Cinéma.« La traversée » : la parole d’entre deux rives

« La traversée », un film de la réalisatrice Elisabeth Leuvrey. Projection : Samedi 2 mars 2019, à 15h, à la Bibliothèque de la Goutte d’or (Paris).

Entre la France et l’Algérie. Entre deux rives. C’est là, sur le bateau, que la réalisatrice Elisabeth Leuvrey a posé sa caméra pour capter une parole inattendue.

En transit

« Pour la moitié des Français d'origine algérienne qui vont en Algérie. Ou des Européens. Et de l'autre coté, des Algériens d'Algérie qui vont en France », explique Elisabeth Leuvrey à propos de son film documentaire « La traversée ».
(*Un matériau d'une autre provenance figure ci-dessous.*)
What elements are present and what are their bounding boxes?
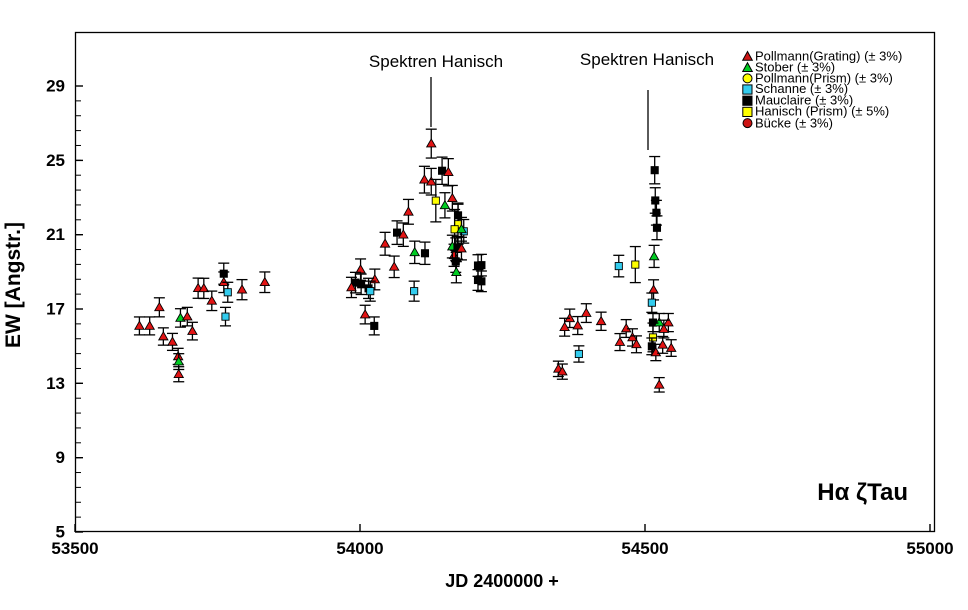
svg-text:13: 13 [46,374,65,393]
svg-text:9: 9 [56,448,65,467]
svg-text:17: 17 [46,300,65,319]
svg-text:21: 21 [46,225,65,244]
svg-text:Spektren Hanisch: Spektren Hanisch [369,52,503,71]
svg-text:5: 5 [56,523,65,542]
svg-text:29: 29 [46,77,65,96]
svg-text:55000: 55000 [906,539,953,558]
svg-text:54000: 54000 [336,539,383,558]
svg-text:Hα ζTau: Hα ζTau [817,479,908,506]
svg-text:EW [Angstr.]: EW [Angstr.] [2,222,25,348]
svg-text:25: 25 [46,151,65,170]
svg-text:Spektren Hanisch: Spektren Hanisch [580,50,714,69]
svg-text:Bücke (± 3%): Bücke (± 3%) [755,115,833,130]
svg-text:53500: 53500 [51,539,98,558]
svg-text:54500: 54500 [621,539,668,558]
svg-text:JD 2400000 +: JD 2400000 + [445,571,559,591]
Ce film sera projeté samedi prochain (2 mars) à la bibliothèque de la Goutte d’or (Paris). Les spectateurs découvriront une parole rare, une parole peu commune que seul ce voyage sur la mer, entre deux rives peut révéler selon la réalisatrice :

« En France ou en Algérie, il y a tout un conditionnement social, culturel, politique, familial... le moment du bateau est à part. Et on est tous dans le même bateau. Quelles soient les origines sociales, territoriales, les gens sont tous égaux face à l'horizon ».

Héritage

Arrivée en Algérie du temps de la colonisation, la famille d’Elisabeth Leuvrey a fait le choix d’y rester après l’indépendance. Née à Alger après l’indépendance et ayant grandi dans ce pays, la réalisatrice embrasse ses deux cultures :

« J'ai grandi dans un environnement où la France et l'Algérie étaient sans arrêt mêlées. Après la décennie noire j'ai eu envie de retourner à Alger qui est ma ville natale. Pour y aller, j'ai renoncé à prendre l'avion, je l'ai fait une fois, j'ai trouvé ça trop brutal. Après c'était une succession de voyages en bateau ». L’idée de filmer ce moment particulier de la traversée s’est presque imposée d'elle-même.

Parler

Dans le documentaire, Algériens d’Algérie et Français d’origine algérienne, se croisent, discutent, sans aucune indication sur « qui est qui ». Le spectateur est en immersion, embarqué sur la Méditerranée le temps du film : « J'ai pris le parti de ne jamais voir ni la France, ni l'Algérie. Et ça crée quelque chose de très symbolique ».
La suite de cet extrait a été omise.